Infelizmente não é apenas por se construirem centros escolares que existe necessidade do encerramento destas escolas. A baixa natalidade dos últimos anos é um dos aspectos principais para que cada vez menos alunos entrem no sistema de ensino e que conjuntamente com estas novas construções fazem com que exista essa necessidade de encerrar escolas isoladas, mas não apenas as que estão isoladas.
Este ano que matriculei o meu filho mais novo no 1º ano e verifico essa grande quebra de alunos no sistema de ensino.
A minha pequena freguesia que sempre teve duas escolas do 1º ciclo (5 salas de aula + duas salas improvisadas) foi em muitas alturas insuficiente para albergar todos os alunos inscritos, daí a necessidade de improvisar as duas salas de aula debaixo dos cobertos de cada uma das escolas. O mais velho que termina agora o 9º ano iniciou o 1º ciclo numa das salas improvisadas e nessa altura ainda os horários das turmas eram mistos, há 9 anos entravam duas turmas de 1º ano para cada uma das escolas.
Nos últimos 3 anos passou a abrir alternadamente o 1º ano em cada uma das escolas com turma completa.
Este ano, a turma do 1º ano vai ficar reduzida a metade dos alunos e será necessário formar uma turma mista.
Esta freguesia não fica isolada, nem no interior do país, nem tão pouco teve a sorte do projeto de construção de um centro escolar novo seguir para a frente. E todos por aqui sabemos que uma das duas mais cedo ou mais tarde terá de ser encerrada.
E não se passará isto na maioria das escolas a encerrar, ou que encerraram nos últimos anos?
Só houve acordo para o encerramento de 67,5% das 311 escolas
Secretário de Estado do Ensino revela que em relação 24% dos estabelecimentos de ensino as autarquias não se pronunciaram e que relativamente a 8% houve desacordo. Associação Nacional de Municípios assegura que não houve diálogo, o ministro critica “radicalizações ideológicas”.
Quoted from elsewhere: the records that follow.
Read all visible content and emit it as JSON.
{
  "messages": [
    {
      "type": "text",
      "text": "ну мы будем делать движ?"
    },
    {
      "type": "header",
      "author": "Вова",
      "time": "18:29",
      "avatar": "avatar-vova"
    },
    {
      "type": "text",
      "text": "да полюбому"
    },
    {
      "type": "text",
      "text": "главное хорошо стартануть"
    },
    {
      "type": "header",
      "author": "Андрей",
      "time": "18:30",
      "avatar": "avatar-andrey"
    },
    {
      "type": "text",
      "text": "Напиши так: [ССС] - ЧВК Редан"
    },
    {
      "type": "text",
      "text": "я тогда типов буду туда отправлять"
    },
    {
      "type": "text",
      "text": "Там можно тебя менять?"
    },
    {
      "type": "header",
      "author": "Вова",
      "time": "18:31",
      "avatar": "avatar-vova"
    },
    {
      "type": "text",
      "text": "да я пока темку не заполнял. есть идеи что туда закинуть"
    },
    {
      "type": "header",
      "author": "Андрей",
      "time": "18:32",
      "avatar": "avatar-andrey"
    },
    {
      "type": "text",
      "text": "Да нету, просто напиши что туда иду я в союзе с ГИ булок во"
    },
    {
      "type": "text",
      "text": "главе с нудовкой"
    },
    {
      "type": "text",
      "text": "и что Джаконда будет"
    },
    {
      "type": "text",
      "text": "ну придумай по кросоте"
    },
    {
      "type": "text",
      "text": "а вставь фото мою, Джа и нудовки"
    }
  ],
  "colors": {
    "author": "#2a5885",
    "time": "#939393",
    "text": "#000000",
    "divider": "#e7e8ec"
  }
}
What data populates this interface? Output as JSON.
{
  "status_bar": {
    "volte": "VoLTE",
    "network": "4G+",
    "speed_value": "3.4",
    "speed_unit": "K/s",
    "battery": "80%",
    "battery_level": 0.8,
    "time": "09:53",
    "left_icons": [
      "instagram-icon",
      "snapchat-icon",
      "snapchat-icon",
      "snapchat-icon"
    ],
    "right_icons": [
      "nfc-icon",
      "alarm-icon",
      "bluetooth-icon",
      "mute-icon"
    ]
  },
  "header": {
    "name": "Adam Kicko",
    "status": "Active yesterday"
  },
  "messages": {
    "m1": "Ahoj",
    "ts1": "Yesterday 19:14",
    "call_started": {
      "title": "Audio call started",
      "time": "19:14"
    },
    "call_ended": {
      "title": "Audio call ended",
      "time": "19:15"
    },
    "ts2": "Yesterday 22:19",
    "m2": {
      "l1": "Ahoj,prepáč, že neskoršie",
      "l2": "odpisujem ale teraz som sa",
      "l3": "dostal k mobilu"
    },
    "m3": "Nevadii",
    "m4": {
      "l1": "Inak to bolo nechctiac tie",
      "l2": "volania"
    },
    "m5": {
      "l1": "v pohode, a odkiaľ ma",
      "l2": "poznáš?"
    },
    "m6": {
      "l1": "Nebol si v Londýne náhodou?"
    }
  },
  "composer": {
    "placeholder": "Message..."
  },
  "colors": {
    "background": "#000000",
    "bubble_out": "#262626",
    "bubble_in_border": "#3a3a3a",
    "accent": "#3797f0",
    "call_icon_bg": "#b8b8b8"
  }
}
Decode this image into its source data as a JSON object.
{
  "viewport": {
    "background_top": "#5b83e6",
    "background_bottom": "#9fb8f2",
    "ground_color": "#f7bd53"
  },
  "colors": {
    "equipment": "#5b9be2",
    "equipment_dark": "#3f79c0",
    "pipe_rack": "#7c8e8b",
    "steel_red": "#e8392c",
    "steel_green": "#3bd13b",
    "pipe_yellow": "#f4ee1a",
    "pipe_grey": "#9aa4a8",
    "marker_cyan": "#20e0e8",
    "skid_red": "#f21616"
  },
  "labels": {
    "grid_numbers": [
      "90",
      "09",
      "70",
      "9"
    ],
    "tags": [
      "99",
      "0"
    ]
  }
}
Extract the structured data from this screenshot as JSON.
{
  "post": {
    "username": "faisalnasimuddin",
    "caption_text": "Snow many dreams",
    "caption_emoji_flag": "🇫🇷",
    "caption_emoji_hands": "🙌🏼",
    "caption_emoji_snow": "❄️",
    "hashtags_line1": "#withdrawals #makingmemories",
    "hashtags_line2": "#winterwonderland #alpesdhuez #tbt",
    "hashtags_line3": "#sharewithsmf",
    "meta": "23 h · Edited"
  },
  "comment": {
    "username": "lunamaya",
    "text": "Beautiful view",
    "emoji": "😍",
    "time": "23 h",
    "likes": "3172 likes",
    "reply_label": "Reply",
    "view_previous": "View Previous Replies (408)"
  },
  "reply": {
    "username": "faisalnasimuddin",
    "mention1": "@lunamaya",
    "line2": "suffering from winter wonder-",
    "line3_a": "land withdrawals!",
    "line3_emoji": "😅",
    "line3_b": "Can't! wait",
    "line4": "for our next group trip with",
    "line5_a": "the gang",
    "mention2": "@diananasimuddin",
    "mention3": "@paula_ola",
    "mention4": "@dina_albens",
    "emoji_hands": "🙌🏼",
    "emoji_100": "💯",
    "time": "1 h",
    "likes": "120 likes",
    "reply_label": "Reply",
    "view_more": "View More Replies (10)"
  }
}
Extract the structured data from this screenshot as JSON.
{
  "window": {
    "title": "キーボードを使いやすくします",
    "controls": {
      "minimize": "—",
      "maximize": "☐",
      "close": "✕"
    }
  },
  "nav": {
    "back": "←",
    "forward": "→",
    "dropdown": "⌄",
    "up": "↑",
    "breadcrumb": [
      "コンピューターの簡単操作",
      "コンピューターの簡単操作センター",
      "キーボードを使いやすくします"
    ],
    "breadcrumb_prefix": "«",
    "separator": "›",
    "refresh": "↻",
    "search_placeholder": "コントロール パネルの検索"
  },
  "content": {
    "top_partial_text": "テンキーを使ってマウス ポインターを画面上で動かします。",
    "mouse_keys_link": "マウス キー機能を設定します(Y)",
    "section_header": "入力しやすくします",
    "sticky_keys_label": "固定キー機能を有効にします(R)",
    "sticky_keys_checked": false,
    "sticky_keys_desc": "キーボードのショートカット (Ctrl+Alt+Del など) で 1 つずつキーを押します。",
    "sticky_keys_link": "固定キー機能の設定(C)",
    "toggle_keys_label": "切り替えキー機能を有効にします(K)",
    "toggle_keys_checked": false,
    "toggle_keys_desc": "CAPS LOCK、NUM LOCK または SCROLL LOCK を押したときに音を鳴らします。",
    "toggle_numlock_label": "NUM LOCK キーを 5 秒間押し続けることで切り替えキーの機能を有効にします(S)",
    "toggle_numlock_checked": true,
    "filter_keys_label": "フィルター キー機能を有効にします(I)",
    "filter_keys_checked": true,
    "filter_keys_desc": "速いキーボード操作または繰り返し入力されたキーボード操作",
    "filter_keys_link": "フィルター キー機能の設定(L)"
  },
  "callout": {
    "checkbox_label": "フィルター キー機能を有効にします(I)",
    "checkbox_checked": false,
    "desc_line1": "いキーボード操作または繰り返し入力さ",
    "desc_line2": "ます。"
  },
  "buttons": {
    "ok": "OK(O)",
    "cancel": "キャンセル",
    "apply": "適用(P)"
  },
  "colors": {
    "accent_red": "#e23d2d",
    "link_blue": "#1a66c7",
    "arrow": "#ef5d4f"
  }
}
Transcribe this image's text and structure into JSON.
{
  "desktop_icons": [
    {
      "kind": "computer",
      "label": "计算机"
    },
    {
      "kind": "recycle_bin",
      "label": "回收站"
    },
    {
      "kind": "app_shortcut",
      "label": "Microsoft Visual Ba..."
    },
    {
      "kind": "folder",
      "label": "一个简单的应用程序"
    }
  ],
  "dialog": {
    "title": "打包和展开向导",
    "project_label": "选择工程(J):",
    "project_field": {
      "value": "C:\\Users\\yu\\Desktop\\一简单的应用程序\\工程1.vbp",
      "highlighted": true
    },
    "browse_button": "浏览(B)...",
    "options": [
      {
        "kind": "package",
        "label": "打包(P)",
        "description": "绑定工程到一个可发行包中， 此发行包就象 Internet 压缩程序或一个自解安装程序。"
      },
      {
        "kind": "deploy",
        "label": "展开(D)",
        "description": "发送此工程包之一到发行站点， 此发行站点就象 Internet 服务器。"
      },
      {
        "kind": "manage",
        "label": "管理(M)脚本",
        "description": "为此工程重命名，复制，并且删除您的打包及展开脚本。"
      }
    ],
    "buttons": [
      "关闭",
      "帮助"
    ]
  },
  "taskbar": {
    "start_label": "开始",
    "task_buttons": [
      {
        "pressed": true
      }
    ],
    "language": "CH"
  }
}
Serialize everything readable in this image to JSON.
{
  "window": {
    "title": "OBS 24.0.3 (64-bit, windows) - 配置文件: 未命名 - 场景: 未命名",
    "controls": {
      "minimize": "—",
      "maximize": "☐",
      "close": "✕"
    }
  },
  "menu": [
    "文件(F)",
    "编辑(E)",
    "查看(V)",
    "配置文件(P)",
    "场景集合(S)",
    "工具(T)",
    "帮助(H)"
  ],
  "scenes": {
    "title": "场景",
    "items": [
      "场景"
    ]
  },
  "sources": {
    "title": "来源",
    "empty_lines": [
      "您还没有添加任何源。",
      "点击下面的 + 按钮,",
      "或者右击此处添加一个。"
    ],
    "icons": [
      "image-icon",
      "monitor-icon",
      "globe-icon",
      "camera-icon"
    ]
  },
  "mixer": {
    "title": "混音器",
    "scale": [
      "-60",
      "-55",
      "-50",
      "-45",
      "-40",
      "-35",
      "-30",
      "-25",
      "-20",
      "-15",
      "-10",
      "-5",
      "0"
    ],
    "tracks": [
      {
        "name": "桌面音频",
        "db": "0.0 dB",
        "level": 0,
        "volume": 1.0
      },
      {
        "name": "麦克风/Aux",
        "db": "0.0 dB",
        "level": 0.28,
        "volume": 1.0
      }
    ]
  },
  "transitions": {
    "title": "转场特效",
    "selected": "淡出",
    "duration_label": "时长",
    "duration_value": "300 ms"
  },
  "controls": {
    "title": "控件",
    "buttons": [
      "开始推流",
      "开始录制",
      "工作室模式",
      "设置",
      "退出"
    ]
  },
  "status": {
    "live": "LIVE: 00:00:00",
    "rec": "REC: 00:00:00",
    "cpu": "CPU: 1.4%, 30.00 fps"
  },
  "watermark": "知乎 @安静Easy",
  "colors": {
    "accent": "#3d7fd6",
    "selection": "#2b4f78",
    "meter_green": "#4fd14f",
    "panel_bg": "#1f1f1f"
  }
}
O secretário de Estado do Ensino e da Administração Escolar, Casanova de Almeida, admitiu esta terça-feira que o Ministério da Educação e Ciência (MEC) e as autarquias apenas chegaram a acordo no encerramento de 67,5 por cento das 311 escolas do 1º ciclo que já não abrem portas em Setembro. Em “cerca de 24%” dos casos as câmaras não se pronunciaram e em “cerca de“8,5 %” “houve desacordo”, disse o secretário de Estado, que frisou que “as decisões têm de ser tomadas”.